Many instructions provide register flavors and memory flavors. The flavor involving a
memory operand will decodes into a longer flow of ?ops than the register version.
Micro-fusion enables software to use memory to register operations to express the
actual program behavior without worrying about a loss of decode bandwidth.
"

See also "2.1.2.4 Instruction Decode"

You can do the same with a OoO RISC chip, but its harder, I believe you would need
an extra write port. I do not know of a RISC chip that does fusion with reads,
I do know that PowerPC does do some Micro-fusion on other opcodes.

We are back to my original question, is Add from Memory RISCier than RISC
for a hugely OoO design?

(The real win is less than 50%, far less, you have to be starved for issue slots.)
The power savings is real, and important.
From: jacko on
On Jun 19, 8:06 am, Brett Davis <gg...(a)yahoo.com> wrote:
> In article <2010Jun17.172...(a)mips.complang.tuwien.ac.at>,
>  an...(a)mips.complang.tuwien.ac.at (Anton Ertl) wrote:

> We are back to my original question, is Add from Memory RISCier than RISC
> for a hugely OoO design?
>
> (The real win is less than 50%, far less, you have to be starved for issue slots.)
> The power savings is real, and important.
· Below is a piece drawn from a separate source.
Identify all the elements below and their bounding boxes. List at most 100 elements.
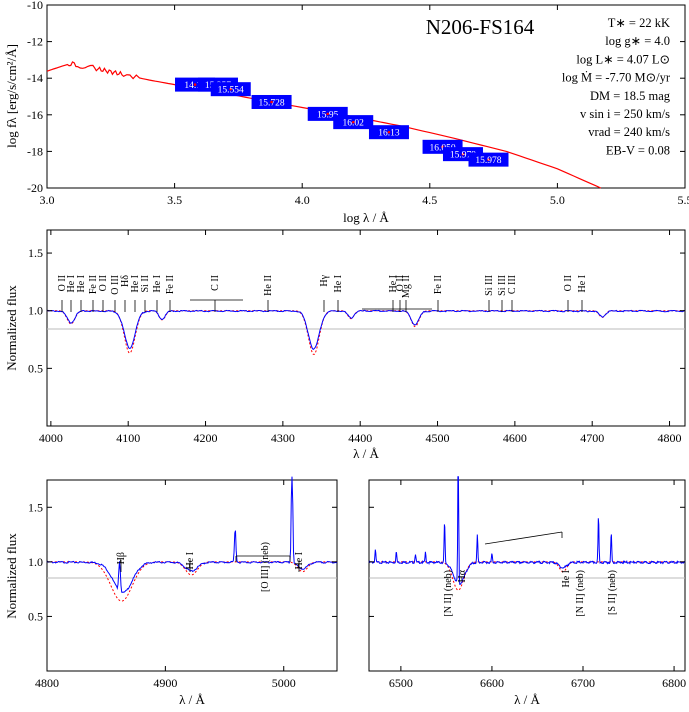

Yes. I wonder in my NiBZ design if adding extra cycles in the
instruction will significantly reduce area/power? The shadow registers
take up some space, and the 3 in 1 decoder takes up time, making to
memory speed lower. reducing Fmax. Maybe a single extra cycle could do
both these. Freeing up space for something else of use.

Cheers Jacko.
From: nedbrek on
Hello all,

"Brett Davis" <ggtgp(a)yahoo.com> wrote in message
news:ggtgp-6935B6.02064019062010(a)news.isp.giganews.com...
>
> 2.1.2.6 Micro-fusion
>
> You can do the same with a OoO RISC chip, but its harder, I believe you
> would
> need an extra write port. I do not know of a RISC chip that does fusion
> with
> reads, I do know that PowerPC does do some Micro-fusion on other opcodes.
>
> We are back to my original question, is Add from Memory RISCier than RISC
> for a hugely OoO design?
>
> (The real win is less than 50%, far less, you have to be starved for issue
> slots.) The power savings is real, and important.

I believe the sequence you are describing is:
add r1 += [r2]

The advantage CISC has is that the uop sequence looks like:
ld tmp = [r2]
add r1 += tmp

Since tmp is not an architected register, it does not have to be preserved
for an interrupt, or seen past the use in add (it is known dead). Thus, it
can exist strictly in the bypass network (it is not allocated a rename
register, it is not visible to later instructions [does not participate in
renaming], and has no architected effects at retirement).

The RISC sequence will always be (ld r3 = [r2]; add r1 += r3). r3 is live
out, and must be architecturally visible. You can smash ops together,
giving you r3,r1 = load-op [r2] + r1

You can't say just "need an extra write port" unless you have a simple 5
stage pipeline. In a modern machine, this means extra decode bits (in the
scheduler and ROB), extra RAT ports, extra complexity come retirement time
(do you allow every instruction to update two entries in the retirement
register table?)

Ned